Les membres prothétiques modernes ont parcouru une longue route depuis les crochets métalliques d’antan, mais ils ont encore pas mal de chemin à parcourir. Les générations actuelles sont des merveilles mécaniques qui utilisent des capteurs myoélectriques pour capter les impulsions électriques du moignon du bras du patient pour leur permettre de contrôler le mouvement de façon plus naturelle, mais ce n’est pas facile. En dépit de la robotique, de nouveaux servomoteurs et des systèmes de rétroaction, et l’aide d’une main artificielle, cela nécessite encore de la concentration, de la patience et de la pratique.
C’est parce que nous ne contrôlons pas tellement nos mains pour les commander. Pour voir ce que cela signifie, faites quelque chose de complètement ordinaire, comme ramasser une tasse de thé et regarder de près ce que fait votre main – la façon dont elle s’approche de la tasse, se concentre sur la poignée, déplace sa poignée et guide la tasse pendant qu’elle la soulève.
Pour une main normale, tout cela est automatique. Nous commandons simplement la main pour faire ce que nous voulons, et les parties inférieures du système nerveux central font le sale travail. Mais avec des mains prothétiques, le patient doit toujours lui dire quoi faire parce que même la main artificielle la plus sophistiquée est moins un membre et plus un outil qui nécessite des instructions étape par étape.
Ce que l’équipe de l’Université de Newcastle essaie de faire est de développer une main bionique qui utilise une caméra numérique peu coûteuse pour analyser les objets que le patient atteint, classer sa forme et sa taille et modifier sa prise appropriée. L’idée est que, au lieu que le patient contrôle la façon dont la main se déplace, c’est la prothèse qui effectue cette opération un peu comme une voiture avec un mode de stationnement automatique.

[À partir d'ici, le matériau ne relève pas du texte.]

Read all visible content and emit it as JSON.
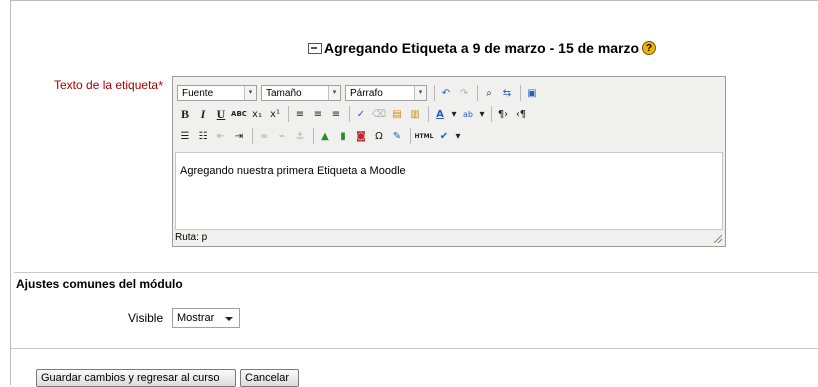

«Les membres d’une prothèse ont très peu changé au cours des 100 dernières années – le design est beaucoup mieux et les matériaux sont plus légers et plus durables, mais ils fonctionnent toujours de la même façon», explique le Dr Kianoush Nazarpour, chargé de cours en ingénierie biomédicale à l’Université de Newcastle. «En utilisant la vision par ordinateur, nous avons développé une main bionique qui peut répondre automatiquement – en fait, tout comme une main réelle, l’utilisateur peut toucher et ramasser une tasse ou un biscuit avec un regard rapide dans la bonne direction.
« La réactivité a été l’une des principales barrières des membres artificiels. Pour de nombreux amputés, le point de référence est leur bras ou une jambe saine, de sorte que les prothèses semblent lentes et encombrantes en comparaison. Pour la première fois depuis un siècle, nous avons développé une main » intuitive » qui peut réagir sans réfléchir».
La clé de la nouvelle main est l’apprentissage machine. Pour entrainer la main, on a créé ce qu’on appelle un réseau neuronal convolutionnel (CNN). Ce réseau d’intelligence artificielle a ensuite été formé à l’aide de 72 images, prises à des intervalles de cinq degrés, de plus de 500 objets saisissables, qui ont ensuite été séparés en quatre «classes de saisie» – pincée, trépied, poignet palmaire neutre et poignet palmaire prononcée. Après un réglage précis, elle a ensuite été testée en temps réel avec des objets d’entraînement et de nouveaux.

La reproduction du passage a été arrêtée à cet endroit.